Gaussian Process Regression from Scratch as Simple as Possible Using Python

Gaussian process regression (GPR) is an interesting technique to predict a single numeric value. Just for hoots, I decided to implement a from-scratch version of the simplest possible example GPR system. My system works but it requires two hyperparameters and the internal kernel function (squared exponential function, aka radial basis function) is hard-coded.

I set up a simple demo problem with five training items like so:

  X = [[1,3], [2,3], [3,2], [4,2], [5,1]]]
  y =  [2.0,   4.0,   1.0,   5.0,   3.0]

The interface of my demo looks like:

  # create model
  gpr_model = GPR(theta=1.0, len_scale=1.0, noise=0)

  # train model
  gpr_model.learn(train_X, train_y)  # copies data by ref

  # use model
  print("Predicting for X = (6.0, 3.0) ")
  X = np.array([[6.0, 3.0]], dtype=np.float64)
  y, std = gpr_model.predict(X)
  print("\nPredicted y = %0.4f with std = %0.4f " % \
    (y, std))

Notice that GPR spits out predicted value(s) and also standard deviation(s) so you get a measure of uncertainty in the prediction.

In a non-demo GPR system, the theta and len_scale values, which are used by the internal kernel function, could be programmatically optimized. However, there is some research that suggests that programmatically optimizing theta and len_scale isn’t always a good idea because it can lead to a massively overfitted model. I’ve seen this effect myself. Briefly, if you have no test data and a small number of training data items, it’s usually best to manually tune the hyperparameters. This is often the case because GPR was designed for very small datasets.

The noise parameter is optional. It actually serves two purposes. First, it discourages the matrix inversion operations from blowing up. This is sometimes called conditioning the matrix. Second, noise adds a form of regularization that discourages model overfitting.

GPR has the reputation of being extremely complicated — and it is. But the demo code is surprisingly short if you can track down the key math equations. My demo was the result of aggregating about two dozen resources I found on the Internet.

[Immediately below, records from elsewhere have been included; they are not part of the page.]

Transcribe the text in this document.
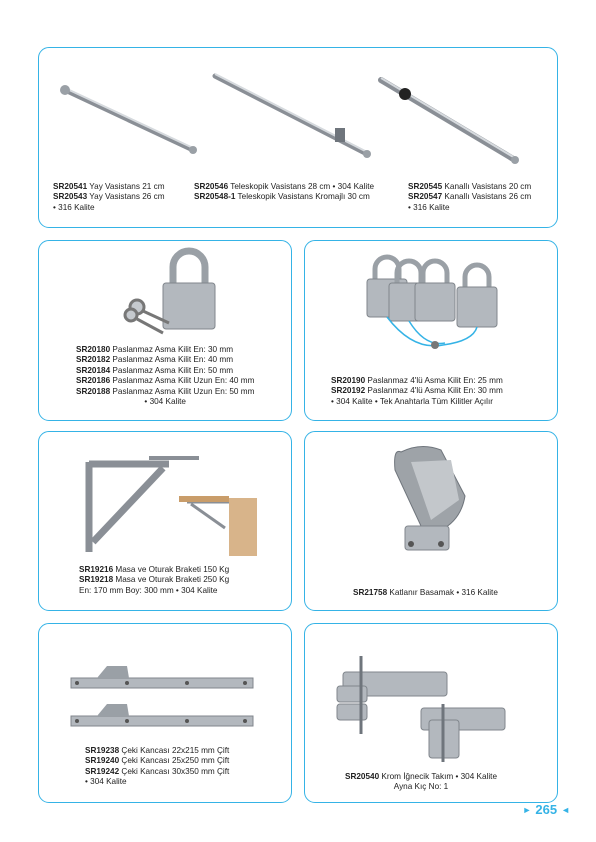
SR20541 Yay Vasistans 21 cm
SR20543 Yay Vasistans 26 cm
• 316 Kalite
SR20546 Teleskopik Vasistans 28 cm • 304 Kalite
SR20548-1 Teleskopik Vasistans Kromajlı 30 cm
SR20545 Kanallı Vasistans 20 cm
SR20547 Kanallı Vasistans 26 cm
• 316 Kalite
SR20180 Paslanmaz Asma Kilit En: 30 mm
SR20182 Paslanmaz Asma Kilit En: 40 mm
SR20184 Paslanmaz Asma Kilit En: 50 mm
SR20186 Paslanmaz Asma Kilit Uzun En: 40 mm
SR20188 Paslanmaz Asma Kilit Uzun En: 50 mm
• 304 Kalite
SR20190 Paslanmaz 4'lü Asma Kilit En: 25 mm
SR20192 Paslanmaz 4'lü Asma Kilit En: 30 mm
• 304 Kalite • Tek Anahtarla Tüm Kilitler Açılır
SR19216 Masa ve Oturak Braketi 150 Kg
SR19218 Masa ve Oturak Braketi 250 Kg
En: 170 mm Boy: 300 mm • 304 Kalite	SR21758 Katlanır Basamak • 316 Kalite
SR19238 Çeki Kancası 22x215 mm Çift
SR19240 Çeki Kancası 25x250 mm Çift
SR19242 Çeki Kancası 30x350 mm Çift
• 304 Kalite
SR20540 Krom İğnecik Takım • 304 Kalite
Ayna Kıç No: 1
► 265 ◄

The Gaussian process regression prediction equations for the means and variances. The various K symbols are covariances matrices that are made using a kernel function. The three K matrices are made from 1.) Ky: the training data against itself, 2.) K**: the data-to-predict against itself, and 3.) K*: the training data against the data-to-predict.

Extending the demo involves programmatically optimizing the theta and len_scale hyperparameters. This can be done in several ways. For example, the scikit library uses L-BFGS to minimize the log-likelihood of the training data. This is a lot of code if implemented from scratch — I estimate about four times as much code as the basic demo. Furthermore, I’m moderately skeptical that this idea is a good one. Another approach would be to set up arrays of possible values for theta and len_scale, then do a grid search to find the combination that gives the smallest root mean squared error. I will put this idea on my personal TODO list.

Very interesting stuff.

Shadow photography is an art form where shadows are projected onto the target subject. In my opinion, the key to a successful result is fine-tuning the balance of the amount of shadows projected and the geometry of the shadows. Here are three nice examples by Solve Sundsbo.

Demo code:

# synthetic_gpr_io.py
# Gaussian process regression with hard-coded kernel function
#  and hard-coded kernel parameters

import numpy as np

# -----------------------------------------------------------

class GPR:
  def __init__(self, theta, len_scale, noise):
    self.theta = theta  # used by kernel function
    self.len_scale = len_scale  # kernel function
    self.noise = noise   # avoids inverse() blow-up
    self.train_X = None  # supplied by learn()
    self.train_y = None
    self.inv_covar_mat = None  # needed in predict()

  def kernel_func(self, x1, x2):
    # squared exponential aka RBF
    dist_sq = np.linalg.norm(x1 - x2)**2
    term = -1 / (2 * self.len_scale**2)
    return self.theta * np.exp(dist_sq * term)

  def compute_covar_mat(self, x1, x2):
    n1 = len(x1); n2 = len(x2)
    result = np.zeros((n2,n1))  # very tricky indexing
    for j in range(n2):  # duplicated effort but simple
      for i in range(n1):
        result[j][i] = self.kernel_func(x2[j], x1[i])
    return result

  # the train data should be stored because 
  # it's used to make predictions
  def learn(self, train_X, train_y):
    self.train_X = train_X
    self.train_y = train_y
    covar_mat = self.compute_covar_mat(train_X, train_X)
    self.inv_covar_mat = np.linalg.inv(covar_mat + \
      self.noise * np.identity(len(train_X)))

  def predict(self, X):
    K1 = self.compute_covar_mat(self.train_X, X)
    tmp_K = self.compute_covar_mat(X, X)
    K2 = tmp_K - np.matmul(K1, \
      np.matmul(self.inv_covar_mat, K1.T)) 

    means = np.dot(K1, np.dot(self.train_y, \
      self.inv_covar_mat)).flatten()
    stds = np.sqrt(np.diag(K2))
    return means, stds

# -----------------------------------------------------------

def main():
  # 0. prepare
  print("\nBegin scratch Gaussian process regression IO ")
  np.random.seed(1)  # not used
  np.set_printoptions(precision=8, suppress=True)

  # 1. load data
  print("\nLoading train data ")
  train_X = np.array([[1,3], [2,3], [3,2], [4,2], [5,1]],
    dtype=np.float64)
  train_y = np.array([2.0, 4.0, 1.0, 5.0, 3.0], dtype=np.float64)
  print("train_X = "); print(train_X)
  print("train_y = "); print(train_y)

  # 2. create and train model
  print("\nCreating and training model ")
  gpr_model = GPR(theta=1.0, len_scale=1.0, noise=0)
  gpr_model.learn(train_X, train_y)  # copies data by ref

  # 3. predict the training data
  print("\nPredicting the training data ")
  means, stds = gpr_model.predict(train_X)
  print("\nPredicted y values: ")
  print(means)
  print("\nPredicted standard deviations: ")
  print(stds)

  # 4. predict new data
  print("\nPredciting for X = (6.0, 3.0) ")
  X = np.array([[6.0, 3.0]], dtype=np.float64)
  y, std = gpr_model.predict(X)
  print("\nPredicted y = %0.4f with std = %0.4f " % \
    (y, std))

  print("\nEnd GPR scratch IO demo ")

if __name__ == "__main__":
  main()